12. Hukuk Dairesi Esas No: 2010/32731 Karar No: 2011/14835
Yargıtay 12. Hukuk Dairesi 2010/32731 Esas 2011/14835 Karar Sayılı İlamı
12. Hukuk Dairesi 2010/32731 E. , 2011/14835 K.
"İçtihat Metni"
MAHKEMESİ : Antalya 2. İcra Hukuk Mahkemesi TARİHİ : 16/08/2010 NUMARASI : 2010/211-2010/968
Yukarıda tarih ve numarası yazılı mahkeme kararının müddeti içinde temyizen tetkiki alacaklı tarafından istenmesi üzerine bu işle ilgili dosya mahallinden daireye gönderilmiş olmakla okundu ve gereği görüşülüp düşünüldü : Şikayetçi borçlu aleyhine başlatılan ilamlı takipte, birikmiş 39.115,05 TL nafaka talep edilmiş, borçlu icra mahkemesine başvurusunda; 10 yıllık nafaka alacağının talep edilebileceğini, ilama göre aylık 1.500,000 TL"nin bugünkü tedavüldeki para birimine göre 1,50 TL olduğunu, fahiş miktar üzerinden yapılan takibin iptaline karar verilmasini istemiş, mahkemece, 23.06.2010 havale tarihli bilirkişi raporu dikkate alınarak takip tarihi itibariyle alacak miktarının 180 TL olduğu yönünde karar verilmiştir. TBMM"ce 28.01.2004 tarihinde kabul edilip, 31.01.2004 tarih ve 25363 Sayılı Resmi Gazete"de yayımlanan 5083 Sayılı Türkiye Cumhuriyeti Devleti"nin Para Birimi Hakkında Kanun"un birinci maddesinde "Türkiye Cumhuriyeti Devletinin yeni para birimi Yeni Türk Lirasıdır" sözcüklerine yer verilmiştir. Aynı kanunun ikinci maddesinde ise "Türk Lirası değeri Yeni Türk Lirasına dönüştürülürken bir milyon Türk Lirası (1.000.000 TL) eşittir bir yeni Türk Lirası (1 YTL) değişim oranı esas alınır" denilmektedir. Bu açıklamadan 1 YTL"nin bir milyon TL"yi karşıladığı anlaşılmaktadır. 2007/11963 Sayılı Bakanlar Kurulu kararı uyarınca 01 Ocak 2009 tarihinden itibaren de 1 YTL"nin 1 TL olacağı tabiidir.

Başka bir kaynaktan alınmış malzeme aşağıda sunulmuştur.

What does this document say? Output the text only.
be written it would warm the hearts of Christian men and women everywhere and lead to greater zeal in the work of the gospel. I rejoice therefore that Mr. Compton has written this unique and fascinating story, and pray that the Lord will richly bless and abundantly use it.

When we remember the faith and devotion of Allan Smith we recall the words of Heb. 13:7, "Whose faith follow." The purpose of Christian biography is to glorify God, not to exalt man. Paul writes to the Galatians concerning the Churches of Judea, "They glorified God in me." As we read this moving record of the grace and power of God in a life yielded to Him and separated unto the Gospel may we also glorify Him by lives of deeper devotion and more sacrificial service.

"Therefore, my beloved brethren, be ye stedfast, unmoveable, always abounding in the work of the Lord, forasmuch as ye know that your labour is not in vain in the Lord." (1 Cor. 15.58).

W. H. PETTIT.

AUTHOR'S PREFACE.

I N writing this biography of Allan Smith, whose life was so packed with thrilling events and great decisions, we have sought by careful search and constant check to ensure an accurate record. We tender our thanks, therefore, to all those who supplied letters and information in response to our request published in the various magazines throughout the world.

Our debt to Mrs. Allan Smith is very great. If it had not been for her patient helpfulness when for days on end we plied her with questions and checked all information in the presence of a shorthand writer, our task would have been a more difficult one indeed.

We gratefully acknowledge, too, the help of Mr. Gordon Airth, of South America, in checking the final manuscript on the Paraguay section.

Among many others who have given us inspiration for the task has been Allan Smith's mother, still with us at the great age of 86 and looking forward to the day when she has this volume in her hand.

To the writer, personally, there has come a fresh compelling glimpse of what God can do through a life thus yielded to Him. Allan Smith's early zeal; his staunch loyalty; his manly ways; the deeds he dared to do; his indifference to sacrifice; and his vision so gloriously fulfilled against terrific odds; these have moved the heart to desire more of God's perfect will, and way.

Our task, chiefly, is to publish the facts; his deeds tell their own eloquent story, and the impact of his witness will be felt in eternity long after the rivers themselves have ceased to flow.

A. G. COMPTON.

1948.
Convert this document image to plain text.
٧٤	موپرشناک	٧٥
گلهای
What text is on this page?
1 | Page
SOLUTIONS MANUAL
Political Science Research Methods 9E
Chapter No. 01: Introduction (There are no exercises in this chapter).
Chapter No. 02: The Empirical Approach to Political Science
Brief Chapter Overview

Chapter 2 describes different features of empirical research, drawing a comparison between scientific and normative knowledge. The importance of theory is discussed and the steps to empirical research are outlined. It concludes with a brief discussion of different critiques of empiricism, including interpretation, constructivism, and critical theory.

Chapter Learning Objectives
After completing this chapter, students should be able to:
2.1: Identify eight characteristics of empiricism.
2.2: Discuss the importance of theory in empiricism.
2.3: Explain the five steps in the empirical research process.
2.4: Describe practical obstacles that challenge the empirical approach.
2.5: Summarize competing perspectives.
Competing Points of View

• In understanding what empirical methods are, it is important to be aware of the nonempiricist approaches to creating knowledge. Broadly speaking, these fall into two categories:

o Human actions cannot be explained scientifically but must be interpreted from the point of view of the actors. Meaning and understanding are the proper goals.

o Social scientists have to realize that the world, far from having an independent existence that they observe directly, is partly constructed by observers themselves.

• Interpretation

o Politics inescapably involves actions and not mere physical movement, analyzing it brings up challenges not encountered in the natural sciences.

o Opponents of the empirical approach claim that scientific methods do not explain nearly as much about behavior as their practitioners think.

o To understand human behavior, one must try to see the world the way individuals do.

Bilirkişi tarafından nafakanın her ay tahakkuk ettiği tarih ile takip tarihi arasındaki dönem için faiz hesabı yapılmadığı görülmektedir. Ayrıca, HGK"nun 27.09.2000 tarih ve 2000/12-1148 E., 2000/1193 K. sayılı ilamında da belirtildiği üzere, Borçlar Kanunu"nun 84.maddesi gereğince yapılan ödemelerin öncelikle faiz ve masraflara mahsup edilmesi gerekmektedir. O halde mahkemece bu kurallar doğrultusunda bilirkişiden rapor alınarak oluşacak sonuca göre bir karar verilmesi gerekirken açıklanan esaslara uygun bulunmayan rapora itibar edilerek hüküm kurulması isabetsizdir. SONUÇ : Alacaklının temyiz itirazlarının kabulü ile mahkeme kararının yukarıda yazılı nedenlerle İİK 366 ve HUMK’nun 428. maddeleri uyarınca (BOZULMASINA), 07/07/2011 gününde oybirliğiyle karar verildi.